Die Ausbildung bei der Polizei in der Schweiz
In den meisten Schweizer Kantonen ist der Ablauf der Ausbildung gleich. Dazu gibt es verschiedene interkantonale Polizeischulen, die für insgesamt 11 Kantone zuständig. Die Ausbildung setzt sich aus vier Modulen zusammen. Im ersten Modul durchlaufen die Aspiranten und Aspirantinnen eine dreiwöchige Ausbildung im jeweiligen Kanton. Danach folgt eine elfmonatige Teilnahme an einer Polizeischule, wo neben theoretischen Grundlagen auch die körperliche Fitness auf dem Stundenplan steht. Nach dem Ende der ersten Phase folgt die Vereidigung.
Nun folgt ein Einblick in die praktische Arbeit, bei denen die Anwärter und Anwärterinnen an der Seite erfahrener Kollegen arbeiten. Dieses Modul dauert rund fünf Monate.
Im dritten Modul übernehmen die Mitarbeitenden für zwölf Monate die Arbeit in einem bestimmten Bezirk.

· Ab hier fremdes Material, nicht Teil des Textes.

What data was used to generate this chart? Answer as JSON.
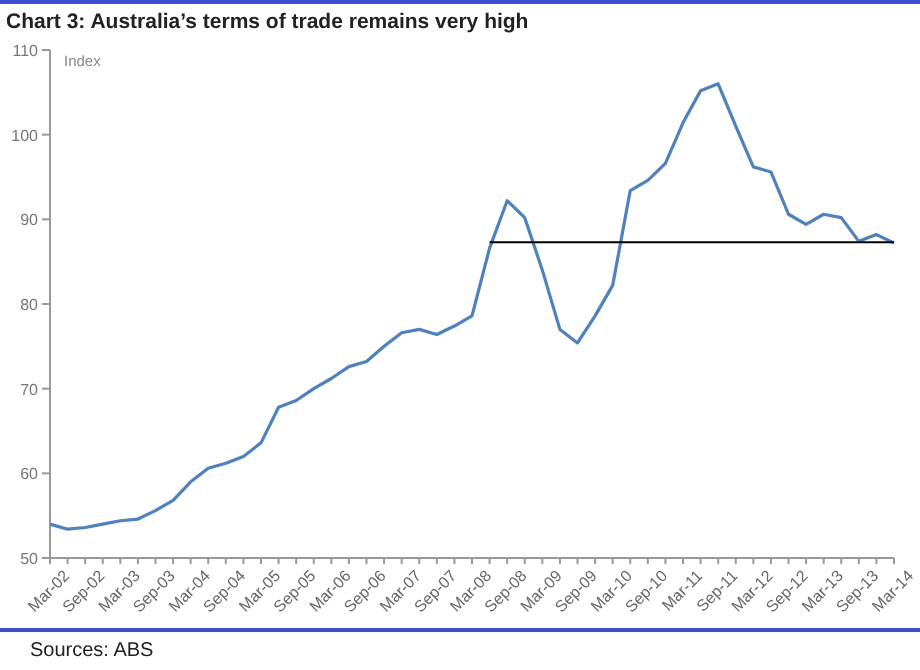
{
  "chart_data": {
    "type": "line",
    "title": "Chart 3: Australia’s terms of trade remains very high",
    "ylabel": "Index",
    "annotations": [
      "Sources: ABS"
    ],
    "categories": [
      "Mar-02",
      null,
      "Sep-02",
      null,
      "Mar-03",
      null,
      "Sep-03",
      null,
      "Mar-04",
      null,
      "Sep-04",
      null,
      "Mar-05",
      null,
      "Sep-05",
      null,
      "Mar-06",
      null,
      "Sep-06",
      null,
      "Mar-07",
      null,
      "Sep-07",
      null,
      "Mar-08",
      null,
      "Sep-08",
      null,
      "Mar-09",
      null,
      "Sep-09",
      null,
      "Mar-10",
      null,
      "Sep-10",
      null,
      "Mar-11",
      null,
      "Sep-11",
      null,
      "Mar-12",
      null,
      "Sep-12",
      null,
      "Mar-13",
      null,
      "Sep-13",
      null,
      "Mar-14"
    ],
    "series": [
      {
        "color": "#4f81bd",
        "values": [
          54,
          53.4,
          53.6,
          54,
          54.4,
          54.6,
          55.6,
          56.8,
          59,
          60.6,
          61.2,
          62,
          63.6,
          67.8,
          68.6,
          70,
          71.2,
          72.6,
          73.2,
          75,
          76.6,
          77,
          76.4,
          77.4,
          78.6,
          86.6,
          92.2,
          90.2,
          84,
          77,
          75.4,
          78.6,
          82.2,
          93.4,
          94.6,
          96.6,
          101.4,
          105.2,
          106,
          101,
          96.2,
          95.6,
          90.6,
          89.4,
          90.6,
          90.2,
          87.4,
          88.2,
          87.2
        ]
      },
      {
        "color": "#000000",
        "values": [
          null,
          null,
          null,
          null,
          null,
          null,
          null,
          null,
          null,
          null,
          null,
          null,
          null,
          null,
          null,
          null,
          null,
          null,
          null,
          null,
          null,
          null,
          null,
          null,
          null,
          87.3,
          87.3,
          87.3,
          87.3,
          87.3,
          87.3,
          87.3,
          87.3,
          87.3,
          87.3,
          87.3,
          87.3,
          87.3,
          87.3,
          87.3,
          87.3,
          87.3,
          87.3,
          87.3,
          87.3,
          87.3,
          87.3,
          87.3,
          87.3
        ]
      }
    ],
    "ylim": [
      50,
      110
    ],
    "yticks": [
      50,
      60,
      70,
      80,
      90,
      100,
      110
    ],
    "grid": false,
    "marker": "none",
    "line_style": "solid"
  }
}
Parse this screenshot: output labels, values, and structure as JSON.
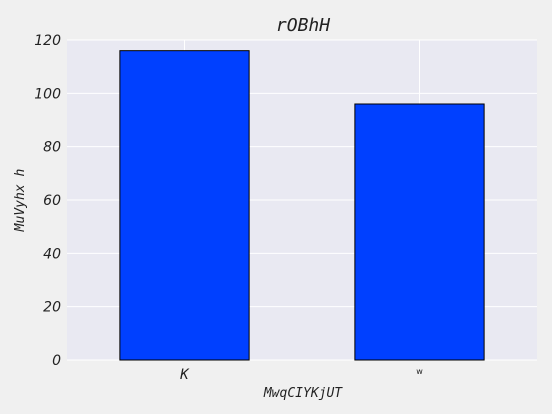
{
  "chart_data": {
    "type": "bar",
    "title": "rOBhH",
    "xlabel": "MwqCIYKjUT",
    "ylabel": "MuVyhx h",
    "categories": [
      "K",
      "w"
    ],
    "values": [
      116,
      96
    ],
    "ylim": [
      0,
      120
    ],
    "yticks": [
      0,
      20,
      40,
      60,
      80,
      100,
      120
    ],
    "grid": true,
    "colors": {
      "bar": "#0040ff",
      "bar_edge": "#000000",
      "plot_bg": "#e9e9f2",
      "grid": "#ffffff"
    }
  }
}
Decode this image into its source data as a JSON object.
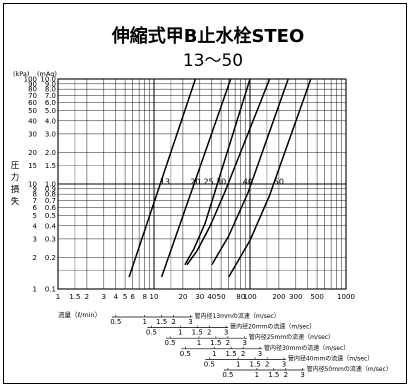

Dazu zählt beispielsweise der Patrouillendienst oder die Mitarbeit im Innendienst. Das vierte Modul dient dazu, die Arbeit auf der Strasse kennenzulernen. Dabei sind die Anwärter und Anwärterinnen im Team unterwegs.
Innerhalb der Polizei in der Schweiz gibt es unterschiedliche Möglichkeiten, die Karriere zu verfolgen. Nach der regulären Ausbildung ist beispielsweise die Arbeit im Streifendienst, aber auch ein Studium möglich. Im Laufe der Zeit haben die Mitarbeitenden die Option, in eine Spezialeinheit zu wechseln oder bei der Kriminalpolizei oder der Bundeskriminalpolizei zu arbeiten. Grundsätzlich hängt die Laufbahn von den Fähigkeiten und den eigenen Wünschen ab.
Voraussetzungen für die Arbeit bei der Schweizer Polizei
Wer bei der Polizei Schweiz arbeiten möchte, muss Schweizer Staatsbürger sein und mindestens 21 Jahre alt sein. Eine abgeschlossene Lehre, ein Schulabschluss oder ein höherer Abschluss sind ebenso erforderlich, wie ein Führerausweis der Kategorie B. Bei der Sehschärfe gelten bestimmte Obergrenzen. Zudem benötigen die Auszubildenden einen einwandfreien Leumund und einen gesunden körperlichen Zustand. Wichtig sind eine gute sportliche Leistungsfähigkeit und gute Leistungen beim Schwimmen. Selbstverständlich gehören sehr gute Deutschkenntnisse und eine gute Allgemeinbildung zu den Voraussetzungen. Erwartet werden in den deutschsprachigen Kantonen mündliche Kenntnisse der französischen Sprache.
Bei einem Eignungstest werden die Fähigkeiten der Bewerber und Bewerberinnen genau geprüft. Zunächst ist ein Online-Test zu absolvieren, wobei die Teilnehmer nach erfolgreichem Abschluss die Möglichkeit erhalten, sich bei einer Polizeibehörde zu bewerben. In einem persönlichen Gespräch werden dann alle weiteren Optionen genau besprochen.